The terms “couple,” “coupled,” “couples,” “coupling,” and the like should be broadly understood and refer to connecting two or more elements or signals, electrically, mechanically and/or otherwise. Two or more electrical elements may be electrically coupled but not be mechanically or otherwise coupled; two or more mechanical elements may be mechanically coupled, but not be electrically or otherwise coupled; two or more electrical elements may be mechanically coupled, but not be electrically or otherwise coupled. Coupling may be for any length of time, e.g., permanent or semi permanent or only for an instant.

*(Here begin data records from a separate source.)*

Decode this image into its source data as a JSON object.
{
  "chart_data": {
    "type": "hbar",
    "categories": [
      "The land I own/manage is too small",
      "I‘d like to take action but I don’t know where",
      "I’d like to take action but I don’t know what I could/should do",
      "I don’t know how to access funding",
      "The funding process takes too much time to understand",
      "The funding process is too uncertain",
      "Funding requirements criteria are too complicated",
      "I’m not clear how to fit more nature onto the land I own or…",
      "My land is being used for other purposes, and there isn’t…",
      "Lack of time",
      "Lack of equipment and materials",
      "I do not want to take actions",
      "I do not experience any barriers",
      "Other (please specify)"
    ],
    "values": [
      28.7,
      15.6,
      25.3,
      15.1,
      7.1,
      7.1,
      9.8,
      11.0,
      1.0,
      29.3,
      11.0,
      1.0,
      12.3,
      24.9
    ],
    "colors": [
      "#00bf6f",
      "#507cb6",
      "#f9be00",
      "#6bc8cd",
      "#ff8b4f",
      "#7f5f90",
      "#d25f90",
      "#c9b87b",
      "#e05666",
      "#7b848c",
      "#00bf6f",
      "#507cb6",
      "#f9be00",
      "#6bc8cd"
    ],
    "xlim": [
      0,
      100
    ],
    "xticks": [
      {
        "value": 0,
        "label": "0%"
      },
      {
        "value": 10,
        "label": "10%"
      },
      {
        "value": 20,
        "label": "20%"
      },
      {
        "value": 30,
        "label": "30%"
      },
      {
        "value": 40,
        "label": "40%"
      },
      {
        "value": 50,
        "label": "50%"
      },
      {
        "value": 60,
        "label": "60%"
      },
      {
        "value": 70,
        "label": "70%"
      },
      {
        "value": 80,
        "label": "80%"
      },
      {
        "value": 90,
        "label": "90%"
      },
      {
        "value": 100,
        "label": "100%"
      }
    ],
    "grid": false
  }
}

“Electrical coupling” and the like should be broadly understood and include coupling involving any electrical power or signal, whether a power supply, a data signal, and/or other types or combinations of electrical power or signals. “Mechanical coupling” and the like should be broadly understood and include mechanical coupling of all types. Further, the absence of the word “removably,” “removable,” and the like near the word “coupled,” and the like does not mean that the coupling, etc. in question is or is not removable.

Although the invention has been described with reference to specific embodiments, it will be understood by those skilled in the art that various changes may be made without departing from the spirit or scope of the invention. Accordingly, the disclosure of embodiments of the invention is intended to be illustrative of the scope of the invention and is not intended to be limiting. It is intended that the scope of the invention shall be limited only to the extent required by the appended claims. For example, to one of ordinary skill in the art, it will be readily apparent that many activities and elements described herein may be comprised of many different activities, procedures and be performed by many different modules, in many different orders that any element of drawings may be modified and that the foregoing discussion of certain of these embodiments does not necessarily represent a complete description of all possible embodiments.

Replacement of one or more claimed elements constitutes reconstruction and not repair. Additionally, benefits, other advantages, and solutions to problems have been described with regard to specific embodiments. The benefits, advantages, solutions to problems, and any element or elements that may cause any benefit, advantage, or solution to occur or become more pronounced, however, are not to be construed as critical, required, or essential features or elements of any or all of the claims, unless such benefits, advantages, solutions, or elements are stated in such claim.

Moreover, embodiments and limitations disclosed herein are not dedicated to the public under the doctrine of dedication if the embodiments and/or limitations: (1) are not expressly claimed in the claims; and (2) are or are potentially equivalents of express elements and/or limitations in the claims under the doctrine of equivalents.

Various embodiments of the subject matter described herein include various combinations of the acts, structure, components, and features described herein, shown in the drawings, or known in the art. Moreover, certain procedures may include acts such as obtaining or providing various structural components described herein, obtaining or providing components that perform functions described herein. Furthermore, various embodiments include advertising and selling products that perform functions described herein, that contain structure described herein, or that include instructions to perform functions described herein, as examples. Such products may be obtained or provided through distributors, dealers, or over the Internet, for instance. The subject matter described herein also includes various means for accomplishing the various functions or acts described herein or apparent from the structure and acts described.